Non-small cell lung cancer (NSCLC) had poor prognosis in patients with central nervous system (CNS) metastases. Epidermal growth factor receptor tyrosine kinase inhibitor (EGFR-TKI) has changed the treatment paradigm of advanced EGFR-mutant patients. However, limited benefit has been observed in patients with EGFR mutation and CNS metastases with available EGFR-TKIs. We initiated an umbrella trial (CTONG1702), in the 8th arm to access the efficacy and safety of AZD3759, an EGFR-TKI with high capability to penetrate the blood-brain barrier, in untreated EGFR-mutant NSCLC with brain or leptomeningeal metastases.

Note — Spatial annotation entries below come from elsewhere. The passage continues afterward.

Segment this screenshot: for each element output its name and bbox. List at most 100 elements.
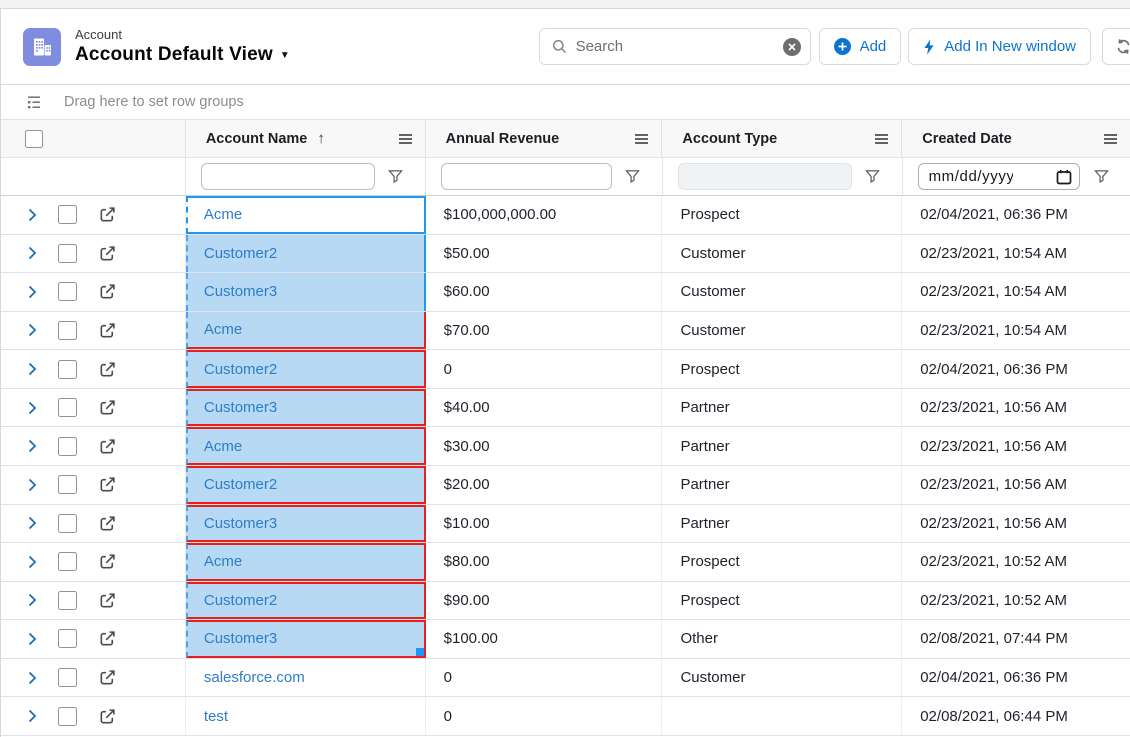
created-date-cell[interactable]: 02/23/2021, 10:56 AM (902, 505, 1130, 543)
open-record-icon[interactable] (99, 669, 116, 686)
account-type-cell[interactable]: Partner (662, 505, 902, 543)
range-fill-handle[interactable] (416, 648, 424, 656)
open-record-icon[interactable] (99, 438, 116, 455)
row-checkbox[interactable] (58, 668, 77, 687)
open-record-icon[interactable] (99, 553, 116, 570)
created-date-cell[interactable]: 02/23/2021, 10:56 AM (902, 427, 1130, 465)
row-checkbox[interactable] (58, 321, 77, 340)
created-date-filter-input[interactable]: mm/dd/yyyy (918, 163, 1080, 190)
account-type-cell[interactable] (662, 697, 902, 735)
add-button[interactable]: Add (819, 28, 902, 65)
open-record-icon[interactable] (99, 476, 116, 493)
created-date-cell[interactable]: 02/04/2021, 06:36 PM (902, 350, 1130, 388)
annual-revenue-cell[interactable]: $20.00 (426, 466, 663, 504)
refresh-button[interactable] (1102, 28, 1130, 65)
account-name-cell[interactable]: Acme (186, 312, 426, 350)
account-name-cell[interactable]: Customer3 (186, 620, 426, 658)
account-type-cell[interactable]: Partner (662, 427, 902, 465)
created-date-cell[interactable]: 02/04/2021, 06:36 PM (902, 196, 1130, 234)
expand-chevron-icon[interactable] (28, 555, 37, 569)
open-record-icon[interactable] (99, 322, 116, 339)
account-type-cell[interactable]: Partner (662, 389, 902, 427)
open-record-icon[interactable] (99, 399, 116, 416)
column-menu-icon[interactable] (398, 133, 413, 145)
account-name-link[interactable]: Customer2 (204, 245, 277, 262)
account-type-cell[interactable]: Customer (662, 273, 902, 311)
account-name-cell[interactable]: Customer3 (186, 273, 426, 311)
account-name-cell[interactable]: salesforce.com (186, 659, 426, 697)
open-record-icon[interactable] (99, 206, 116, 223)
account-name-cell[interactable]: Acme (186, 196, 426, 234)
annual-revenue-cell[interactable]: $30.00 (426, 427, 663, 465)
row-checkbox[interactable] (58, 360, 77, 379)
account-name-link[interactable]: Acme (204, 438, 242, 455)
expand-chevron-icon[interactable] (28, 593, 37, 607)
account-type-cell[interactable]: Prospect (662, 582, 902, 620)
created-date-cell[interactable]: 02/23/2021, 10:54 AM (902, 235, 1130, 273)
account-name-link[interactable]: Customer3 (204, 515, 277, 532)
account-name-link[interactable]: Acme (204, 553, 242, 570)
account-name-link[interactable]: Customer3 (204, 283, 277, 300)
filter-funnel-icon[interactable] (852, 169, 894, 184)
select-all-checkbox[interactable] (25, 130, 43, 148)
expand-chevron-icon[interactable] (28, 362, 37, 376)
annual-revenue-cell[interactable]: 0 (426, 350, 663, 388)
row-checkbox[interactable] (58, 514, 77, 533)
header-created-date[interactable]: Created Date (902, 120, 1130, 157)
annual-revenue-cell[interactable]: $80.00 (426, 543, 663, 581)
expand-chevron-icon[interactable] (28, 478, 37, 492)
row-checkbox[interactable] (58, 205, 77, 224)
annual-revenue-filter-input[interactable] (441, 163, 612, 190)
row-checkbox[interactable] (58, 437, 77, 456)
account-type-cell[interactable]: Prospect (662, 196, 902, 234)
row-group-drop-zone[interactable]: Drag here to set row groups (1, 85, 1130, 120)
header-account-type[interactable]: Account Type (662, 120, 902, 157)
annual-revenue-cell[interactable]: $50.00 (426, 235, 663, 273)
annual-revenue-cell[interactable]: $100.00 (426, 620, 663, 658)
account-type-cell[interactable]: Customer (662, 312, 902, 350)
add-in-new-window-button[interactable]: Add In New window (908, 28, 1091, 65)
row-checkbox[interactable] (58, 629, 77, 648)
expand-chevron-icon[interactable] (28, 516, 37, 530)
row-checkbox[interactable] (58, 244, 77, 263)
open-record-icon[interactable] (99, 245, 116, 262)
account-name-cell[interactable]: test (186, 697, 426, 735)
expand-chevron-icon[interactable] (28, 439, 37, 453)
open-record-icon[interactable] (99, 708, 116, 725)
account-name-cell[interactable]: Customer2 (186, 466, 426, 504)
row-checkbox[interactable] (58, 475, 77, 494)
column-menu-icon[interactable] (1103, 133, 1118, 145)
account-type-cell[interactable]: Customer (662, 659, 902, 697)
open-record-icon[interactable] (99, 283, 116, 300)
row-checkbox[interactable] (58, 552, 77, 571)
open-record-icon[interactable] (99, 515, 116, 532)
row-checkbox[interactable] (58, 591, 77, 610)
account-name-link[interactable]: Customer3 (204, 630, 277, 647)
account-name-link[interactable]: salesforce.com (204, 669, 305, 686)
expand-chevron-icon[interactable] (28, 709, 37, 723)
account-type-cell[interactable]: Prospect (662, 543, 902, 581)
created-date-cell[interactable]: 02/23/2021, 10:54 AM (902, 312, 1130, 350)
expand-chevron-icon[interactable] (28, 323, 37, 337)
account-name-cell[interactable]: Acme (186, 543, 426, 581)
annual-revenue-cell[interactable]: $70.00 (426, 312, 663, 350)
header-account-name[interactable]: Account Name ↑ (186, 120, 426, 157)
filter-funnel-icon[interactable] (375, 169, 417, 184)
calendar-icon[interactable] (1056, 169, 1072, 185)
annual-revenue-cell[interactable]: $90.00 (426, 582, 663, 620)
expand-chevron-icon[interactable] (28, 208, 37, 222)
account-name-link[interactable]: Customer3 (204, 399, 277, 416)
open-record-icon[interactable] (99, 361, 116, 378)
expand-chevron-icon[interactable] (28, 401, 37, 415)
row-checkbox[interactable] (58, 707, 77, 726)
account-name-link[interactable]: Customer2 (204, 592, 277, 609)
account-name-link[interactable]: Acme (204, 321, 242, 338)
annual-revenue-cell[interactable]: $10.00 (426, 505, 663, 543)
filter-funnel-icon[interactable] (1080, 169, 1122, 184)
account-type-cell[interactable]: Partner (662, 466, 902, 504)
annual-revenue-cell[interactable]: $40.00 (426, 389, 663, 427)
account-name-link[interactable]: Customer2 (204, 361, 277, 378)
open-record-icon[interactable] (99, 592, 116, 609)
account-name-cell[interactable]: Customer2 (186, 350, 426, 388)
view-selector[interactable]: Account Default View ▼ (75, 44, 290, 66)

Patients received AZD3759 200 mg or 300 mg BID. The primary objective was objective response rate (ORR). To determine whether AZD3759 has sufficient activity, we used Simon’s minimax two-stage to calculate sample size. 30 patients were enrolled and received AZD3759 at 200 mg (n = 15) or 300 mg (n = 15) BID. As of June 30 2022, the median follow-up is 31.6 months. The ORR was 70% (21/30), which was 80% (12/30) in 200 mg group and 60% (9/30) in 300 mg group, respectively. The median progression-free survival (PFS) was 13.9 months and median overall survival (OS) was 37.0 months. The survival benefit was greater in 200 mg than in 300 mg groups. Treatment-related adverse events with grade ≥3 occurred in 21 (70%) patients, which was (60.0%) in 200 mg group and 13 (86.7%) in 300 mg group, respectively. The most common adverse events are rash and diarrhea. Of 16 patients who had tumor or liquid biopsy to analyze acquired resistant mechanism, 10 (62.5%) developed EGFR T790M. Of 30 enrolled patients, 13 received osimertinib as 2nd-line therapy. This is the first report to present phase II study outcome of AZD3759 with promising efficacy and tolerable safety in the selected population with CNS metastases. We suggested 200 mg BID was a better dose with superior response and lower toxicity. EGFR T790M was the most common resistant mutation, and these patients still have the opportunity to receive osimertinib after progression of AZD3759.